Cela commence par un générique comme on en fait plus de nos jours avec des noms sur fond noir et de la musique. La forme déroute d'abord dans sa narration, nous lâchant de véritable portraits annotés pour nous présenter les personnages. J'ai l'impression d'avoir ouvert une pièce de théâtre chez le libraire.
C'est une histoire typique de Jane Austen, actualisée et augmentée. Si le genre épistolaire est vraiment quelque chose de désuet (qui au 21ème siècle écrirait encore comme ça ?), son adaptation n'est pas sans poser de problèmes, à commencer par l'absence de dialogue et les biais de narration que le genre comporte. Quoi de mieux pour une histoire de manipulatrice ?
Je trouve que Whit Stillman s'en est très bien sorti, notamment en ce qui concerne le travail de réécriture. La langue est acerbe, l'anglais sonne comme un nectar coulant, Jane Austen n'aurait pas fait mieux.

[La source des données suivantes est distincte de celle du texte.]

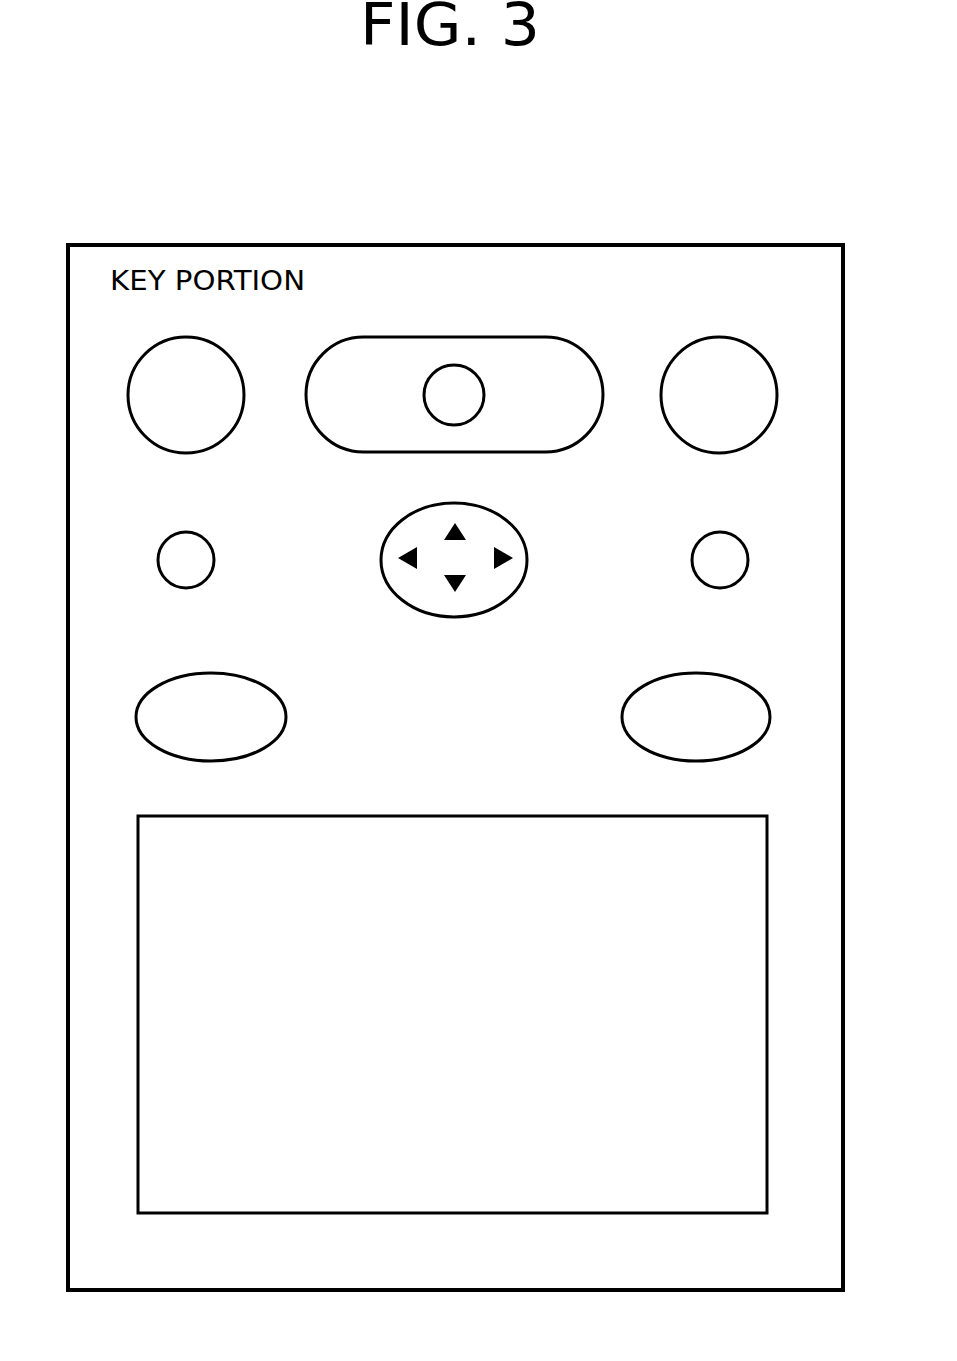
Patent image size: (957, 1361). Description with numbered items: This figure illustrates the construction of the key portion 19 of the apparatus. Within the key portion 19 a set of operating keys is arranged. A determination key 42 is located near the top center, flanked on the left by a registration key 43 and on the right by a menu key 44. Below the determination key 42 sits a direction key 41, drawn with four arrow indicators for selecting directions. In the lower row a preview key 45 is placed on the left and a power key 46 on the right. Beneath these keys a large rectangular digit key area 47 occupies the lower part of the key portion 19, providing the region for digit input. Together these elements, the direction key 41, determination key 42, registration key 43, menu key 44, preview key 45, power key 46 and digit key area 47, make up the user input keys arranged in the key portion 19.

L'œuvre adapté bénéficie également de sa fraîcheur d'œuvre méconnue, loin des rebattus Raison et Sentiment et Orgueil et Préjugés qu'on nous adapte tous les deux ans en film ou en série ; Love & Friendship est une vraie comédie sociale qui fait la nique aux bonnes mœurs. Stillman a fait de sa Lady Susan une Kate Beckinsale flamboyante et moderne, une femme libérée qui créé bien des remous dans la petite mare de l'aristocratie anglaise et manœuvre son frêle esquif pour ne pas couler. Je ne sais pas si je l'adore pour ce qu'elle représente, ou si je la déteste pour sa conduite envers les autres.
Sous le duvet de la langue et de l'étiquette, c'est avant tout l'histoire d'une femme qui se bat pour survivre.